Tip 1: Create a Fitness Agenda
In case there’s one thing you completely must do to have success with this journey, it’s getting a set plan down on paper. Those who attempt to just wing it or think they don’t need to schedule it in because they’re motivated enough will be the first who’ll be found on the couch defeated.
Things you will record:
- The days and times you plan to do your workouts
- The days and times you plan to do your meal prep
- The day and time you plan to shop for groceries
- The times of day you will eat your meals (allow for a little flexibility here if you have an irregular schedule)
- Your food intake and workout programs
It will take no more than 10 minutes a day to write down the workout and diet details.
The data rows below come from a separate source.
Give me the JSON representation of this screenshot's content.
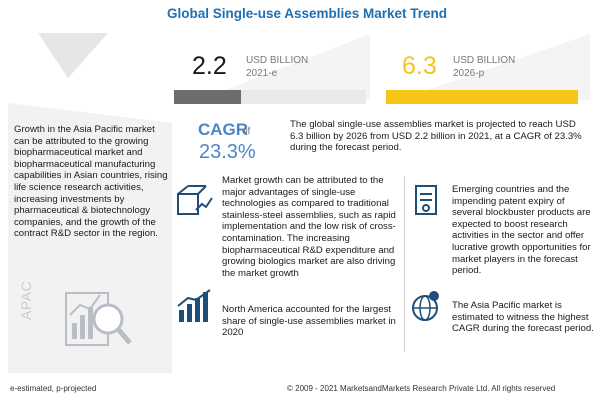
{
  "chart_data": {
    "type": "bar",
    "title": "Global Single-use Assemblies Market Trend",
    "unit": "USD BILLION",
    "categories": [
      "2021-e",
      "2026-p"
    ],
    "values": [
      2.2,
      6.3
    ],
    "value_labels": [
      "2.2",
      "6.3"
    ],
    "colors": [
      "#6d6d6d",
      "#f5c518"
    ],
    "cagr_label": "CAGR",
    "cagr_of": "of",
    "cagr_value": "23.3%",
    "legend": "e-estimated, p-projected"
  },
  "left_panel": {
    "text": "Growth in the Asia Pacific market can be attributed to the growing biopharmaceutical market and biopharmaceutical manufacturing capabilities in Asian countries, rising life science research activities, increasing investments by pharmaceutical & biotechnology companies, and the growth of the contract R&D sector in the region.",
    "region_label": "APAC"
  },
  "summary": "The global single-use assemblies market is projected to reach USD 6.3 billion by 2026 from USD 2.2 billion in 2021, at a CAGR of 23.3% during the forecast period.",
  "insights": [
    {
      "icon": "box-growth-icon",
      "text": "Market growth can be attributed to the major advantages of single-use technologies as compared to traditional stainless-steel assemblies, such as rapid implementation and the low risk of cross-contamination. The increasing biopharmaceutical R&D expenditure and growing biologics market are also driving the market growth"
    },
    {
      "icon": "bar-growth-icon",
      "text": "North America accounted for the largest share of single-use assemblies market in 2020"
    },
    {
      "icon": "document-icon",
      "text": "Emerging countries and the impending patent expiry of several blockbuster products are expected to boost research activities in the sector and offer lucrative growth opportunities for market players in the forecast period."
    },
    {
      "icon": "globe-pin-icon",
      "text": "The Asia Pacific market is estimated to witness the highest CAGR during the forecast period."
    }
  ],
  "footer": {
    "copyright": "© 2009 - 2021 MarketsandMarkets Research Private Ltd. All rights reserved"
  }
}
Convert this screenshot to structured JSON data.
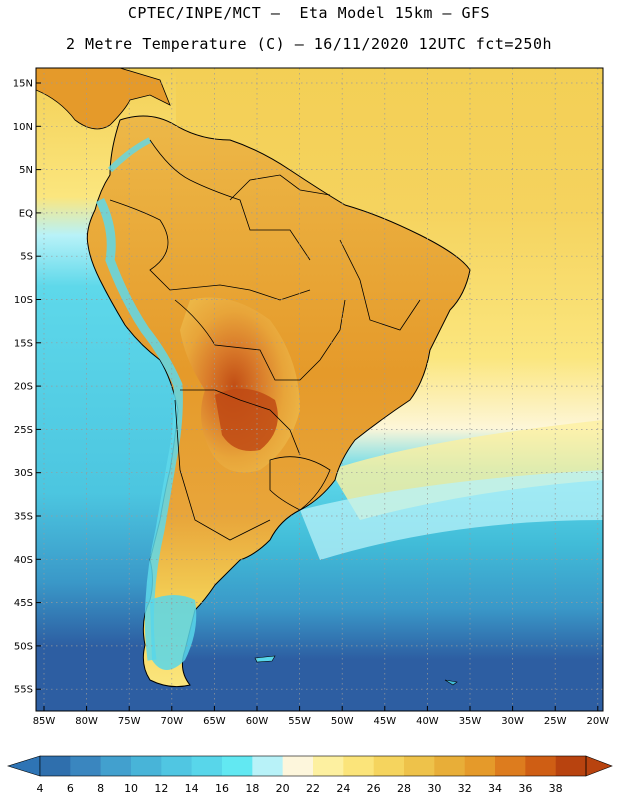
{
  "header": {
    "title_line1": "CPTEC/INPE/MCT –  Eta Model 15km – GFS",
    "title_line2": "2 Metre Temperature (C) – 16/11/2020 12UTC fct=250h"
  },
  "map": {
    "lat_labels": [
      "15N",
      "10N",
      "5N",
      "EQ",
      "5S",
      "10S",
      "15S",
      "20S",
      "25S",
      "30S",
      "35S",
      "40S",
      "45S",
      "50S",
      "55S"
    ],
    "lon_labels": [
      "85W",
      "80W",
      "75W",
      "70W",
      "65W",
      "60W",
      "55W",
      "50W",
      "45W",
      "40W",
      "35W",
      "30W",
      "25W",
      "20W"
    ],
    "colors": {
      "ocean_north": "#f3cf55",
      "ocean_mid": "#fbe67e",
      "ocean_pale": "#fdf6d8",
      "ocean_cyan": "#5ed8ea",
      "ocean_blue1": "#41bcd8",
      "ocean_blue2": "#3a98c8",
      "ocean_blue3": "#2d5ea2",
      "land_hot": "#e8a53a",
      "land_hotter": "#d8782a",
      "land_hottest": "#c04a14",
      "border": "#000000",
      "grid": "#9a9a9a"
    }
  },
  "colorbar": {
    "labels": [
      "4",
      "6",
      "8",
      "10",
      "12",
      "14",
      "16",
      "18",
      "20",
      "22",
      "24",
      "26",
      "28",
      "30",
      "32",
      "34",
      "36",
      "38"
    ],
    "low_color": "#2e74b5",
    "high_color": "#b8430f",
    "colors": [
      "#2f6fad",
      "#3a86bf",
      "#42a0ce",
      "#48b4d8",
      "#50c6e2",
      "#58d6ea",
      "#62e8f2",
      "#b8f2f8",
      "#fdf6dc",
      "#fdf0a0",
      "#fbe47a",
      "#f5d45e",
      "#eec24a",
      "#e8ae38",
      "#e59a2a",
      "#dd7c1e",
      "#cf5e14",
      "#b8430f"
    ]
  }
}
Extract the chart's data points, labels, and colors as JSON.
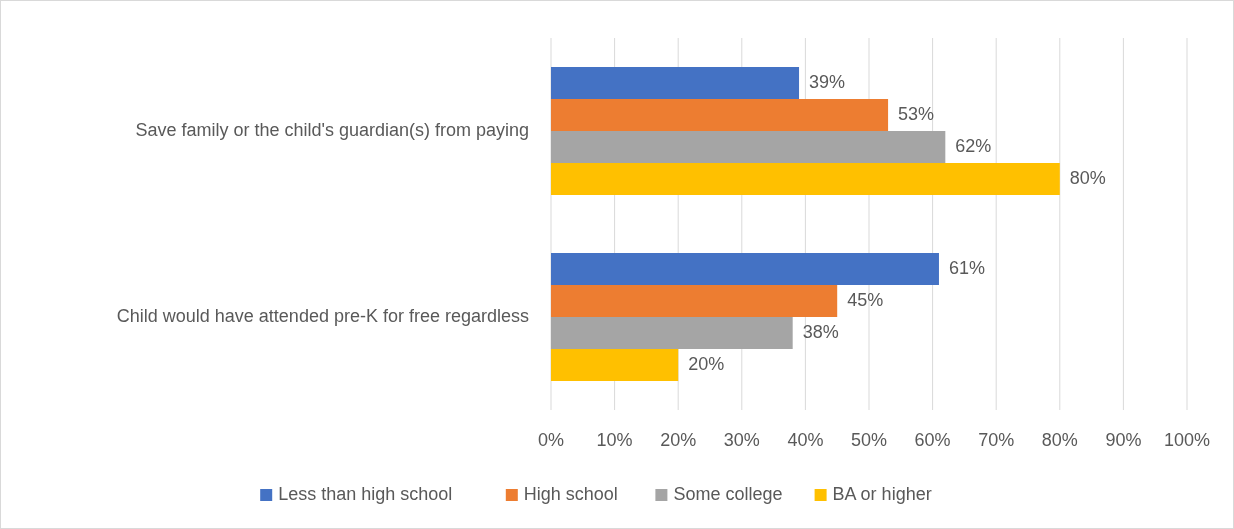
{
  "chart_data": {
    "type": "bar",
    "orientation": "horizontal",
    "categories": [
      "Save family or the child's guardian(s) from paying",
      "Child would have attended pre-K for free regardless"
    ],
    "series": [
      {
        "name": "Less than high school",
        "color": "#4472c4",
        "values": [
          39,
          61
        ],
        "value_labels": [
          "39%",
          "61%"
        ]
      },
      {
        "name": "High school",
        "color": "#ed7d31",
        "values": [
          53,
          45
        ],
        "value_labels": [
          "53%",
          "45%"
        ]
      },
      {
        "name": "Some college",
        "color": "#a5a5a5",
        "values": [
          62,
          38
        ],
        "value_labels": [
          "62%",
          "38%"
        ]
      },
      {
        "name": "BA or higher",
        "color": "#ffc000",
        "values": [
          80,
          20
        ],
        "value_labels": [
          "80%",
          "20%"
        ]
      }
    ],
    "xlim": [
      0,
      100
    ],
    "xticks": [
      {
        "value": 0,
        "label": "0%"
      },
      {
        "value": 10,
        "label": "10%"
      },
      {
        "value": 20,
        "label": "20%"
      },
      {
        "value": 30,
        "label": "30%"
      },
      {
        "value": 40,
        "label": "40%"
      },
      {
        "value": 50,
        "label": "50%"
      },
      {
        "value": 60,
        "label": "60%"
      },
      {
        "value": 70,
        "label": "70%"
      },
      {
        "value": 80,
        "label": "80%"
      },
      {
        "value": 90,
        "label": "90%"
      },
      {
        "value": 100,
        "label": "100%"
      }
    ],
    "grid": "x",
    "legend": "bottom"
  }
}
You’ll also need time at the end of the week to check how it went.
Each of these elements is critical to your success, so don’t leave anything out. Having a Fitness agenda where you can track your progress and schedule all your fitness related to-do’s is vital.
Tip 2: Drink Water Before You Eat
We all know that you should drink at least 8 ounces of water before and after each meal. Not only will this help keep you full, but it’s also a great way to stay hydrated throughout the day.
If you get bored of plain water, add a slice of lemon or lime or even some mixed berries. Just a slight hint of flavor can make it easier to drink a lot of water.
Tip 3: Get Out Of Your “Fit Box”
We all have exercises and a routine we gravitate toward because we are comfortable with them. But it is important to encourage you to force yourself out of your comfort zone. It’s not that you can’t do your favorite exercises or workouts anymore, but it would be beneficial for you to try new things.
Challenging your body in new ways can help maximize your progress. Try entirely new ways of working out. Instead of doing the elliptical, take a boot camp class. Instead of hitting the gym for weights, try rock climbing for a change.